Fermentation done?

I’m making a Spencer Abby clone from yeast I harvested from the bottle. The yeast harvesting went well and the fermentation started fast, there was a thick krausen in 24 hours. My temp control wasn’t good. ( I am definitely making a ferm chamber!) I was planning on fermenting at 72 then bringing it to 78 when krausen went down until it got close to target gravity and stayed there then two weeks at 50., all per the recipe. I have rooms with different temps in the house which is how I currently control temp: kitchen 68-70, back room 75-85 if I want, cellar floor 60 ish right now, root cellar 50 ish. After the 2nd day it got into upper 70 's so I left windows open to bring it down but it went way down to 60. I wrapped it in a blanket and closed the window and it got back up to low seventies and I was able to keep it there. The krausen lasted a couple days and I put it in the back room and got it to the upper seventies where its stayed for two weeks. It hasn’t budged from 1.020 for two weeks and the target gravity is 1.010. I’m worried both that it won’t be as dry as I want it and that upon bottling the yeast will wake up and I’ll have gushers. I’m wondering what if anything went wrong. Is it just this yeast acting differently than the trappist ale yeast called for (3787 or WL530) or the crash down to 60. I’m thinking I’ll follow the recipe and bring the temp down for awhile then bottle. The OG was 1.058 measured with a hydrometer at 65 degrees ( pitching temp). I hit all my mash temp targets. The 1.020 reading was taken several times with a hydrometer at 78-80.

The drop to 60° wouldn’t be the end of the world. This yeast may be finicky. You can try to warm it up and rouse the yeast. What I would do is pitch a small active starter of 001 or 1056.

Was this all grain or extract? Mash temp and length?

I re-read and see that it is all grain. What was the mash temp?

Tapatalk is not allowing me to edit still

148 for 75 min, 162 for 15 min, mash out 168.

It should finish well lower than 1.020. I would pitch fresh neutral yeast

I suspect that the harvested yeast may have had a problem.  Try repitching, but be aware that it takes a lot of yeast to do that.  Something like a qt. of slurry wouldn’t be too much.

Be aware that some of the trappist breweries reportedly bottle condition with different yeast than what they primary ferment with to maintain their proprietary strain.  Just something to keep in mind if your clone does not live up to the original.

While this particular brewery night, according to BLAM almost no Belgian breweries do.

I’m picking up similar esters to the original, I don’t think its a bottling strain. Denny, Steve is recommending pitching a neutral yeast, are you recommending that in a larger amount? Also, the drop from 1.020 to hopefully 1.010 will take care of potential oxidation from pitching more yeast? I’ve never needed to do that but I assume I need to aerate again. If I’m aerating anyway is it possible to get to the yeast at the bottom and make a starter from that?
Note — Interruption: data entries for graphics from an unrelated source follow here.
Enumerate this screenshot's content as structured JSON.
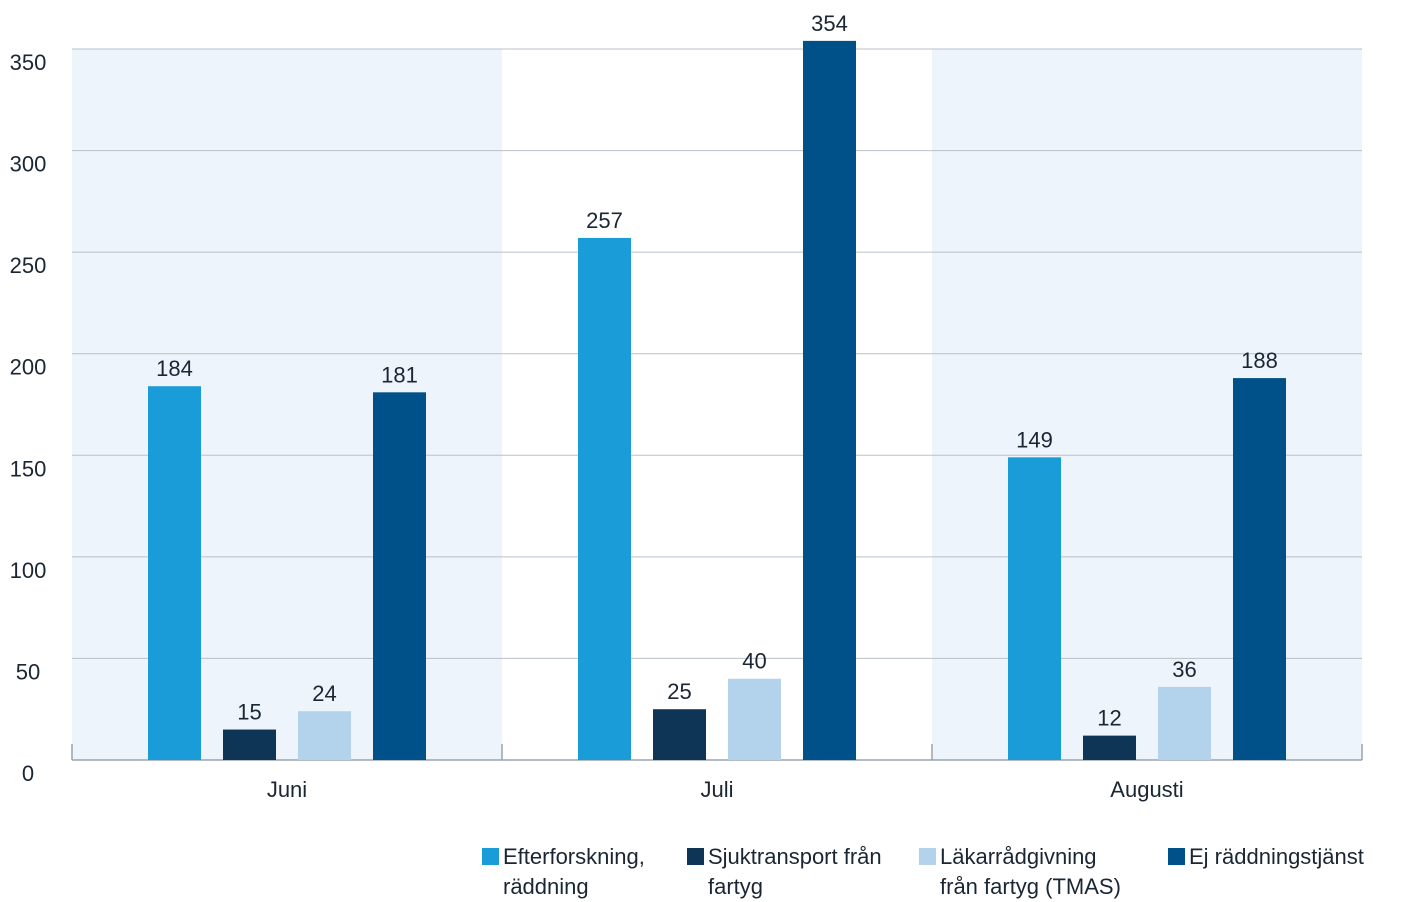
{
  "chart_data": {
    "type": "bar",
    "categories": [
      "Juni",
      "Juli",
      "Augusti"
    ],
    "series": [
      {
        "name": "Efterforskning, räddning",
        "color": "#1a9cd8",
        "values": [
          184,
          257,
          149
        ]
      },
      {
        "name": "Sjuktransport från fartyg",
        "color": "#0f3556",
        "values": [
          15,
          25,
          12
        ]
      },
      {
        "name": "Läkarrådgivning från fartyg (TMAS)",
        "color": "#b3d2ec",
        "values": [
          24,
          40,
          36
        ]
      },
      {
        "name": "Ej räddningstjänst",
        "color": "#005189",
        "values": [
          181,
          354,
          188
        ]
      }
    ],
    "y_ticks": [
      "0",
      "50",
      "100",
      "150",
      "200",
      "250",
      "300",
      "350"
    ],
    "ylim": [
      0,
      350
    ],
    "grid": true,
    "legend_position": "bottom-right",
    "band_color": "#eef4fb",
    "grid_color": "#b9c0c8"
  },
  "legend": {
    "items": [
      {
        "line1": "Efterforskning,",
        "line2": "räddning"
      },
      {
        "line1": "Sjuktransport från",
        "line2": "fartyg"
      },
      {
        "line1": "Läkarrådgivning",
        "line2": "från fartyg (TMAS)"
      },
      {
        "line1": "Ej räddningstjänst",
        "line2": ""
      }
    ]
  }
}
I’ve had good luck with non-stirred 1 quart starters in active fermentation. Adding dry yeast or a liquid culture without a starter might not to well.

Steve,
A starter of what kind of yeast? If you recomend a neutral yeast what do you mean by that?

001 or 1056. I would avoid dry yeast in this case. A big slurry as Denny mentioned would work as well.

I’ll have to let go of my intention of harvesting the original yeast for later experiments. I will have to wait a few more days before I can get to my lhbs. Any problems with that?

Do what you can. Just be careful bottling too early, It may be as low as it will go, but with an untested yeast, it is hard to say.

I don’t think it matters a lot what strain you pitch.  At this point, though, you don’t want to re-aerate the beer, so you need to pitch enough yeast to not need cell growth.

Thanks for the advice Steve and Denny. I’ll make a starter after work from some yeast I have at home.

A BIG starter.  Not just a qt. starter.  Maybe a gal. or two.  Or is there  a brewpub nearby where you could get slurry?

Sadly, very sadly, there is no nearby brewery.  :cry: I’m glad you re-emphasized the starter size as I was thinking two quarts. I also like that you refer to quarts and gallons, not this liter nonsense. :wink: I’ll make a big starter. With a starter that big would you decant as much as possible so I’m not adding a gallon of liquid to 5 gallons of beer?

I disagree Denny. I have had good luck with 1 quart/liter (I say liter because that is how the flask is marked), not stirred, and pitched at high krausen.

Well, that’s good to know, Steve, although I haven’t been that lucky.

Pete, AFAIAC you should ALWAYS decant you starters.